Discovering Croatia’s Krka National Park

Looking down the Krka River valley

Looking down the Krka River valley

In 1985, 45 square miles of the Krka River basin was proclaimed Krka National Park.  Flowing only 45 miles from its spring-fed source to the Adriatic Sea, the Krka River offers stunning scenery.  Like most of the rivers in Croatia, the Krka is clean and pure enough to drink, which may be why the Romans saw fit to build structures in the area now included in the national park.  Several sites are undergoing archeological study and preservation.

Skradin welcomes luxury yachts to its quiet harbor

Skradin welcomes luxury yachts to its quiet harbor

The coastal entrance to Krka National Park is via Skradin, a picturesque town just upriver from the Dalmatian Coast city of Šibenik.  Skradin is accessible by yacht from the sea.  The locals are known for respecting the anonymity of the rich and famous people who visit their town.  They are proud to drop a few famous names of visitors like Prince Rainier, the Sultan of Brunei, Bill and Melinda Gates, and assorted movie and sports celebrities who come to Skradin to escape the paparazzi and autograph seekers.

The Krka tumbles 200 feet over 17 falls

The Krka tumbles 200 feet over 17 falls

Just upriver from Skradin is one of Croatia’s best known natural wonders, Skradinski Falls, a series of travertine falls formed by calcium deposits.  A series of bridges and footpaths allow for year-round viewing of the falls, the renovated water mills, and the site of one of the world’s first hydroelectric power plants.  Nikola Tesla, the inventor of the AC generator, grew up nearby, and the power plant that provided electricity to the coast cities of Šibenik and Split incorporated his design and began operation only two days after the world’s first hydroelectric plant opened at Niagara Falls in 1895.  A nearby plant still operates as part of Tesla’s legacy.

The Romans based a legion along the Krka R.

The Romans based a legion along the Krka R.

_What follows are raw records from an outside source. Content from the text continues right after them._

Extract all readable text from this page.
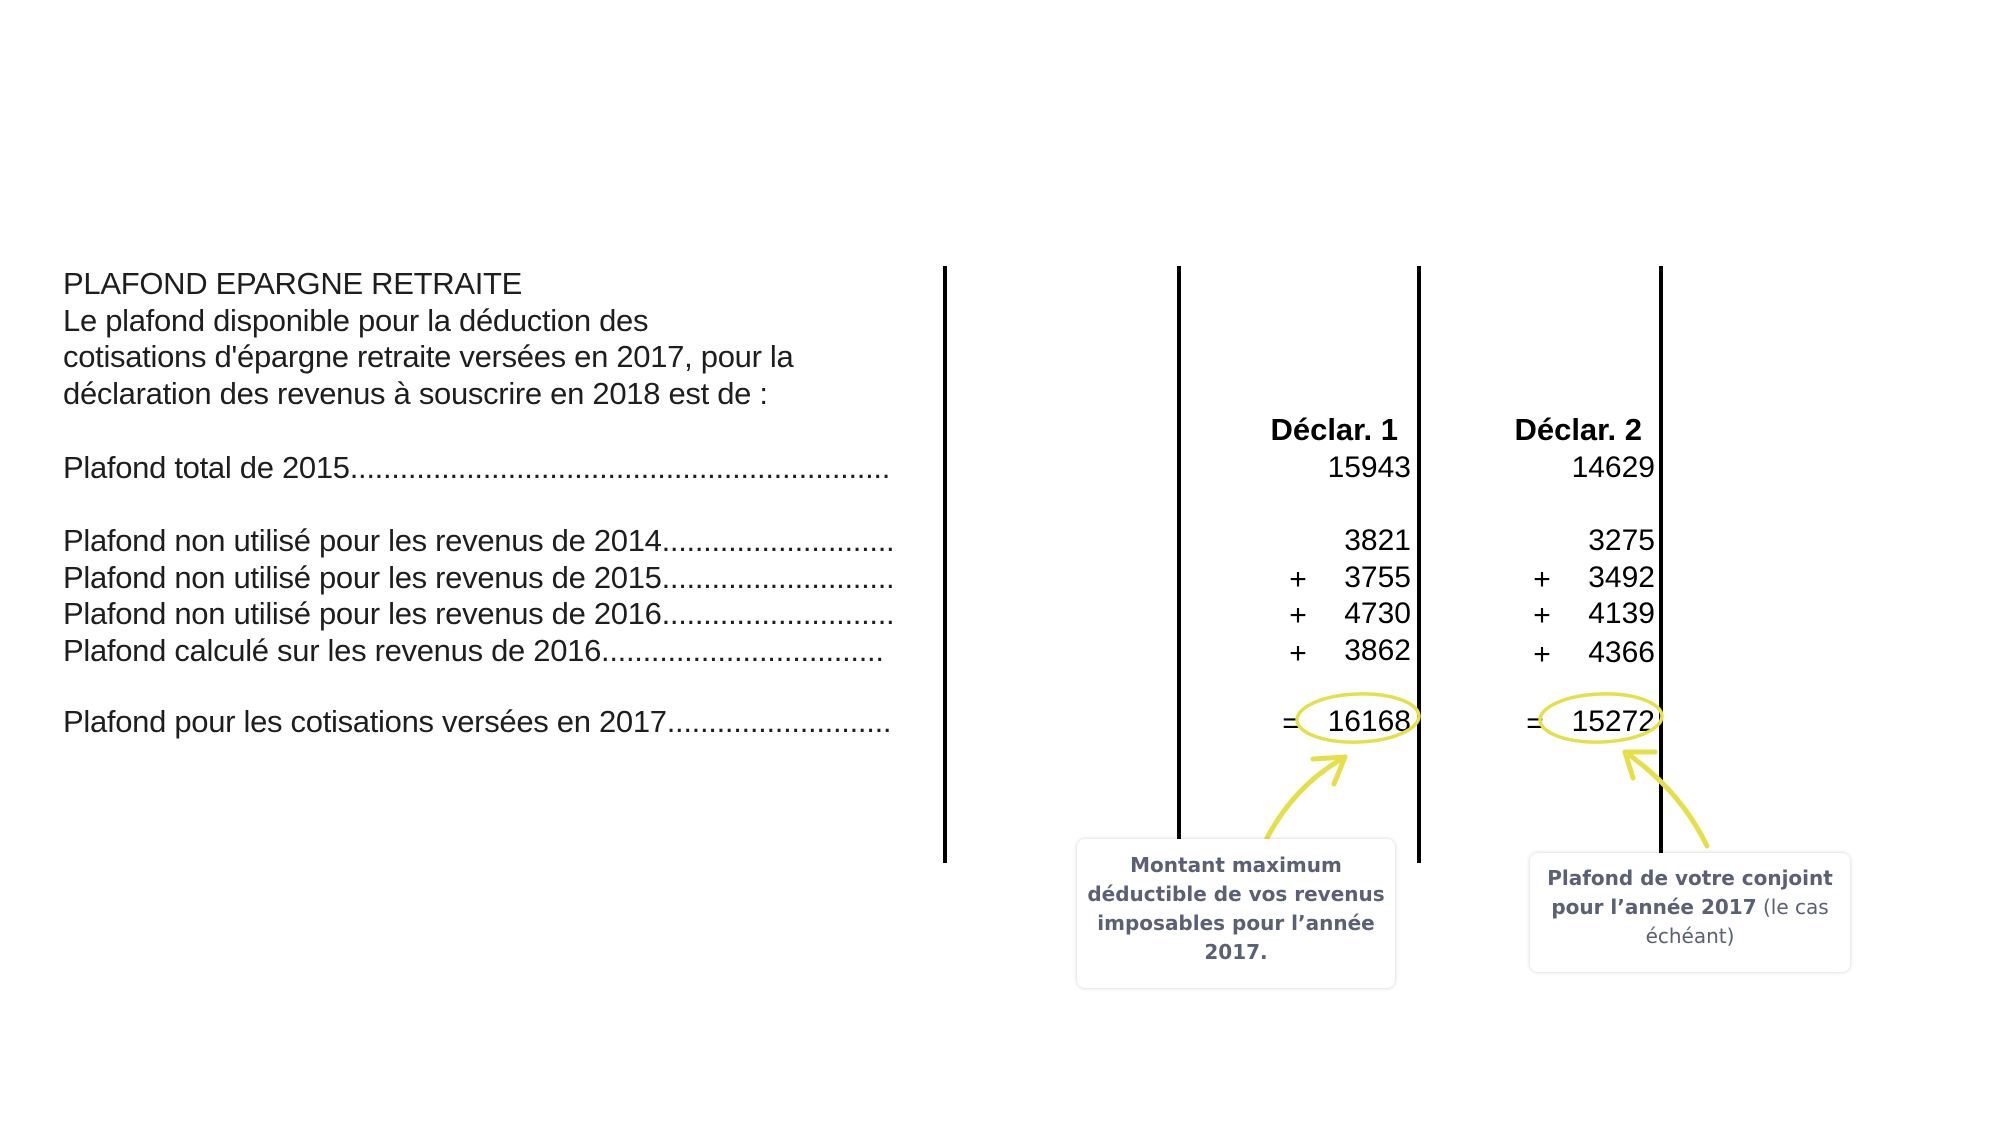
PLAFOND EPARGNE RETRAITE
Le plafond disponible pour la déduction des
cotisations d'épargne retraite versées en 2017, pour la
déclaration des revenus à souscrire en 2018 est de :
Déclar. 1	Déclar. 2
Plafond total de 2015.................................................................	15943	14629
Plafond non utilisé pour les revenus de 2014............................	3821	3275
Plafond non utilisé pour les revenus de 2015............................	+	3755	+	3492
Plafond non utilisé pour les revenus de 2016............................	+	4730	+	4139
Plafond calculé sur les revenus de 2016..................................	+	3862	+	4366
Plafond pour les cotisations versées en 2017...........................	= 16168	= 15272
Montant maximum
déductible de vos revenus
imposables pour l’année
2017.
Plafond de votre conjoint
pour l’année 2017 (le cas
échéant)
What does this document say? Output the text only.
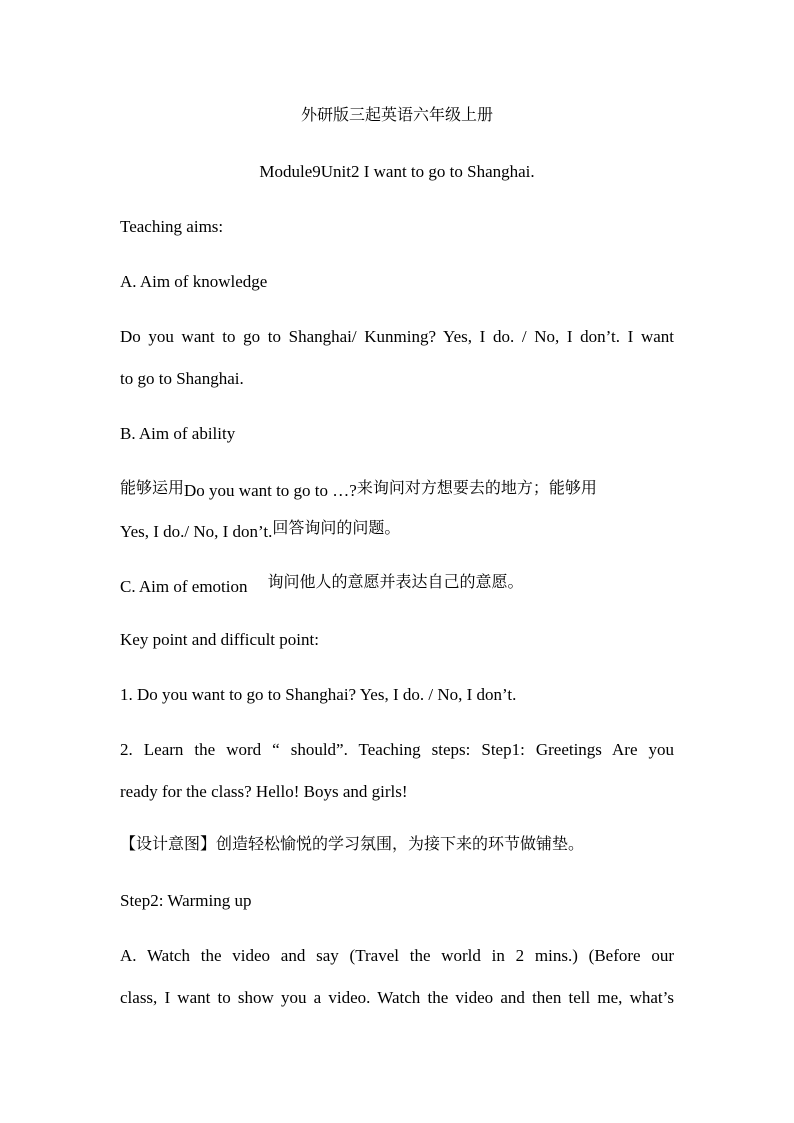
外研版三起英语六年级上册
Module9Unit2 I want to go to Shanghai.
Teaching aims:
A. Aim of knowledge
Do you want to go to Shanghai/ Kunming? Yes, I do. / No, I don’t. I want
to go to Shanghai.
B. Aim of ability
能够运用Do you want to go to …?来询问对方想要去的地方；能够用
Yes, I do./ No, I don’t.回答询问的问题。
C. Aim of emotion 询问他人的意愿并表达自己的意愿。
Key point and difficult point:
1. Do you want to go to Shanghai? Yes, I do. / No, I don’t.
2. Learn the word “ should”. Teaching steps: Step1: Greetings Are you
ready for the class? Hello! Boys and girls!
【设计意图】创造轻松愉悦的学习氛围，为接下来的环节做铺垫。
Step2: Warming up
A. Watch the video and say (Travel the world in 2 mins.) (Before our
class, I want to show you a video. Watch the video and then tell me, what’s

Due to the rising sea level over the past 10,000 years, the water at the base of the Skradinski Falls is a mixture of fresh water and the salt water estuary from the coast.  All the water flowing over the falls is pure and fresh.  This unique environment provides habitat for over 800 species of plants as well as a variety of amphibians, reptiles and fish.  The Krka basin is also important as one of Europe’s foremost spring and autumn bird migration areas.

Opposing fortresses face each other across the Krka River.

Opposing fortresses face each other across the Krka River.

The Krka basin is often referred to as the cradle of Croatian History.  The Krka River served as the dividing line between powerful ruling families in the region during the Middle Ages.  Each family built fortresses along the Krka River, basically to keep an eye on one another.  Wars only broke out when invaders from the Ottoman Empire or Eastern Europe encroached on the territory.  The strength of the ruling families along the Krka allowed for stability and trade in the region. Economic growth gave power and prestige to the ruling families whose descendents remained in power until the 16th century.

The last fortress along the Krka was abandoned 500 years ago.

The last fortress along the Krka was abandoned 500 years ago.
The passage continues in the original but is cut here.